Performing queries on a single shard only returns a subset of data. Connect to
the mongos
to perform cluster level operations, including read or
write operations.
Important
MongoDB does not guarantee that any two contiguous chunks reside on a single shard.
Primary Shard
Each database in a sharded cluster has a primary shard that holds all the un-sharded collections for that database. Each database has its own primary shard. The primary shard has no relation to the primary in a replica set.
The mongos
selects the primary shard when creating a new database
by picking the shard in the cluster that has the least amount of data.
mongos
uses the totalSize
field returned by the
listDatabases
command as a part of the selection criteria.
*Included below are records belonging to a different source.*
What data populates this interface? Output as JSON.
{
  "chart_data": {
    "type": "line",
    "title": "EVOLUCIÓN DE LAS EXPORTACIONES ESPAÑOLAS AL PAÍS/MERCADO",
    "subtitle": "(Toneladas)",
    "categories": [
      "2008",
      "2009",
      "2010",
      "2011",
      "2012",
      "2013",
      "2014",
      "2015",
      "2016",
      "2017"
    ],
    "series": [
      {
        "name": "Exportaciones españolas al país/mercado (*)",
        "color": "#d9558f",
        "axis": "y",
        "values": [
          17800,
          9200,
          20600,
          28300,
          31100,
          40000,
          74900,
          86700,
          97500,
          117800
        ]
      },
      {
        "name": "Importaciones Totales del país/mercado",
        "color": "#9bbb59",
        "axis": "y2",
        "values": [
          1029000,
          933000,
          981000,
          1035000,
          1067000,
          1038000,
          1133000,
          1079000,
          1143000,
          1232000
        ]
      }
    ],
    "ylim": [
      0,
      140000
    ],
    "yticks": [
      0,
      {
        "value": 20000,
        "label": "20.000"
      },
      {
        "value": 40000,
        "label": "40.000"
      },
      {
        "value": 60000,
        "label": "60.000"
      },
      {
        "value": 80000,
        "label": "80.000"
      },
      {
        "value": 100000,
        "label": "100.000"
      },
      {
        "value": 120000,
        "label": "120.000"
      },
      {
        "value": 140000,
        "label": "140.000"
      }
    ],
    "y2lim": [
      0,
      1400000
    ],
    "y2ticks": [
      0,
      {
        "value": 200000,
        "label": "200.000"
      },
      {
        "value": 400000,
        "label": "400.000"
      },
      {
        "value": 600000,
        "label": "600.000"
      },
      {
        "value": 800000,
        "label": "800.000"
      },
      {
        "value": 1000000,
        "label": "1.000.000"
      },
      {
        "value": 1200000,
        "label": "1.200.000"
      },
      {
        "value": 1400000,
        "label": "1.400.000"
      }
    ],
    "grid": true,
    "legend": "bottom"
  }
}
To change the primary shard for a database, use the movePrimary
command. The process of migrating the primary shard may take significant time
to complete, and you should not access the collections associated to the
database until it completes. Depending on the amount of data being migrated,
the migration may affect overall cluster operations. Consider the impact to
cluster operations and network load before attempting to change the primary
shard.
When you deploy a new sharded cluster with shards that were previously used as replica sets, all existing databases continue to reside on their original replica sets. Databases created subsequently may reside on any shard in the cluster.
Shard Status
Use the sh.status()
method in mongosh
to
see an overview of the cluster. This reports includes which shard is
primary for the database and the chunk distribution across the
shards. See sh.status()
method for more details.
Sharded Cluster Security
Use Self-Managed Internal/Membership Authentication to enforce intra-cluster
security and prevent unauthorized cluster components from accessing the
cluster. You must start each mongod
in the cluster with the
appropriate security settings in order to enforce internal authentication.
See Deploy Self-Managed Sharded Cluster with Keyfile Authentication for a tutorial on deploying a secured sharded cluster.
Shard Local Users
Each shard supports Role-Based Access Control in Self-Managed Deployments (RBAC) for restricting
unauthorized access to shard data and operations. Start each mongod
in the replica set with the --auth
option to enforce RBAC.
Alternatively, enforcing Self-Managed Internal/Membership Authentication for
intra-cluster security also enables user access controls via RBAC.
Each shard has its own shard-local users. These users cannot be used
on other shards, nor can they be used for connecting to the cluster
via a mongos
.
See Enable Access Control on Self-Managed Deployments for a tutorial on enabling adding users to an RBAC-enabled MongoDB deployment.